Sur les sites de rencontre, je remarque que les femmes belles sont toujours plus belles encore parce qu'elles savent sourire, savent poser. J’imagine que c’est la même chose du côté des hommes. Les belles femmes ont appris à être belles en photo, à force d'être regardées par des gens qui les désiraient. Partout, depuis qu'elles sont nées, les gens ont voulu les photographier pour attraper cette beauté qui leur caressait l'œil ; les laides, elles, n'ont jamais appris à sourire, car on ne se sentait pas la cruauté de les photographier pour leur remontrer leur laideur. Dans ces profils, il y a soit des selfies qui puent la solitude, où elles ne font parfois même pas semblant d’être heureuses, ou bien des photos qu'on devine prises par des amies compatissantes, et sur celles-ci un rictus atroce se peint sur leurs visages en peine, celui de femmes qui n'ont pas la pratique de la séduction, qui ont décidé par avance que la photo sera ratée, que cet effort de s’inscrire sur un site de rencontres sera probablement un échec.
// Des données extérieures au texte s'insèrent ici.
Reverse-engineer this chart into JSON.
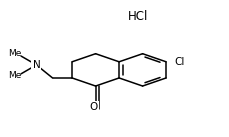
{
  "background_color": "#ffffff",
  "hcl_label": "HCl",
  "cl_label": "Cl",
  "o_label": "O",
  "n_label": "N",
  "line_color": "#000000",
  "line_width": 1.1,
  "hcl_fontsize": 8.5,
  "cl_fontsize": 7.5,
  "o_fontsize": 7.5,
  "n_fontsize": 7.5,
  "me_fontsize": 6.5
}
Je les avais depuis un moment oblitérés de ma mémoire, les vraiment-laids, comme si en oubliant leur existence j’oubliais que je suis au fond aussi laid qu'eux. C’est de la même manière comme on essaie de ne plus voir les clochards, de peur d'être infectés par leur misère et par le désespoir de ne pouvoir les aider. Je m'étais même un peu convaincu qu'il n'y en avait pas tant que ça, des gens vraiment laids, que ça n'existait pas, et peut-être mes efforts visaient à me protéger de cette terreur de découvrir que j'étais comme eux, à résister à ce magnétisme mental, à ce mauvais courant qui risque toujours de me me noyer dans l'inconfiance. A une époque, j’étais si certain d’être laid que j’avais dû le devenir.
Et ces derniers temps je les revois enfin, mes frères de mocheté. Ils étaient devant moi mais je regardais à travers eux, et maintenant que j’ai fait le point sur eux, j'entends leur longue plainte, ce besoin humain d’être désiré et d’être choisi qui ne trouve aucun écho. Je vois et ressens la douleur de ces moignons inutiles que sont devenus leurs cœurs, leur demi-existence purgée de ces si fortes et si dérisoires aventures du désir.
En recopiant ce texte j'ai été pris d'une grande tristesse, avec une envie de pleurer, de prendre des inconnus dans mes bras et de rire avec eux. Mais je suis dans un café à la mode, le Cream rue de Belleville ; autour de moi tout le monde est très joli, une brochette de beaux hipsters barbus. Ce n’est pas avec eux que je veux pleurer.